The church I attend – Beijing International Christian Fellowship – happens to lie right across the street from the Japanese embassy in Beijing. On September 15, a Saturday, Dawna forwarded me an e-mail advisory from the church (entitled “Urgent Notice for BICF Location”) that pointed out that the road that goes by the church, which is a pretty major one, would not be open the next day - Sunday - because of protests, so church goers should plan accordingly. I read it and did some research on the situation and then went to bed.


The next day I got up and took the subway to Liangmaqiao Station, from where I always walked to BICF. This Sunday, though, there were scads of people everywhere. Near the station, all was fairly quiet; a couple small groups of people were assembling in the streets with signs. But nearer to the embassy, hundreds of people were marching round and round. I can still hear the sounds of chanting and shouting; it was loud loud loud and angry angry angry. A bit unsettling. Nonetheless, there were way more many people standing around watching than there were protesting, and there was a sufficient number of security/police/paramilitary personnel so that things didn’t look like they’d get too out of hand. Some eggs and water bottles got thrown, but no major damage was done to the embassy.

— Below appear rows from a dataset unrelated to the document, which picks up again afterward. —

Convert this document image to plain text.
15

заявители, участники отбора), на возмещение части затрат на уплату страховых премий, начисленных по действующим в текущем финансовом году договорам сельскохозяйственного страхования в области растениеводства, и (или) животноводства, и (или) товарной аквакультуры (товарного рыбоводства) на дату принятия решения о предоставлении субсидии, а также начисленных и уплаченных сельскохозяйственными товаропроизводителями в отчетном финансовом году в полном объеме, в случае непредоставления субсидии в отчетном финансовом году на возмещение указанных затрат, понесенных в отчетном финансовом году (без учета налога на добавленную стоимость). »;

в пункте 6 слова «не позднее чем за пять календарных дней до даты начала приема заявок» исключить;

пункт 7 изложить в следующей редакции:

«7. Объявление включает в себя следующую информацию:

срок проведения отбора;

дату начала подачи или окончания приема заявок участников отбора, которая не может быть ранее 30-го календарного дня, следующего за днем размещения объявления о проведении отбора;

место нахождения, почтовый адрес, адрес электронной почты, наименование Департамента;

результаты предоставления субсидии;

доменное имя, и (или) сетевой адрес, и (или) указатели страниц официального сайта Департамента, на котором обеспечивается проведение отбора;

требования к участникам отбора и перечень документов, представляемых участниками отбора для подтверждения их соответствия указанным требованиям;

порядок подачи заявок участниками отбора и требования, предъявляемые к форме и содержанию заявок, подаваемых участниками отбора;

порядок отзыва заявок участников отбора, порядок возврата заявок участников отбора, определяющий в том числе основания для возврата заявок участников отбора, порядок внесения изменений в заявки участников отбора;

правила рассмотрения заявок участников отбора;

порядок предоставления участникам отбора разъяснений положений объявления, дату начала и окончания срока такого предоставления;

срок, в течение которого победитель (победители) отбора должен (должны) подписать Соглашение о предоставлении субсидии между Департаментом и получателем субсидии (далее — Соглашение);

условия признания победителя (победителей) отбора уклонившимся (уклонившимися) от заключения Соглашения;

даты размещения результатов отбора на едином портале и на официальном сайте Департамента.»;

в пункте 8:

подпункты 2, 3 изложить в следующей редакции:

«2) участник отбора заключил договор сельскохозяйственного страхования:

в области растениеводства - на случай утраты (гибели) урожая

Needless to say, there were a million pictures taken by everyone and their mother, and all of those pictures are on the internet. I didn’t have my camera (although after I arrived, I texted a couple friends who were coming to arm themselves with theirs) but I did steal a few of Dawna’s pictures from that morning. For this very post.


It was interesting. I have plenty of opinionated thoughts on the whole situation, but I don’t think that anyone would benefit if those thoughts went onto the internet in any way, and they are not unique or groundbreaking, so I’ll just keep them to myself. I will say, though, that if the United States of America ever does anything to stir up that sort of hateful emotion against Americans in Beijing, I would be dead.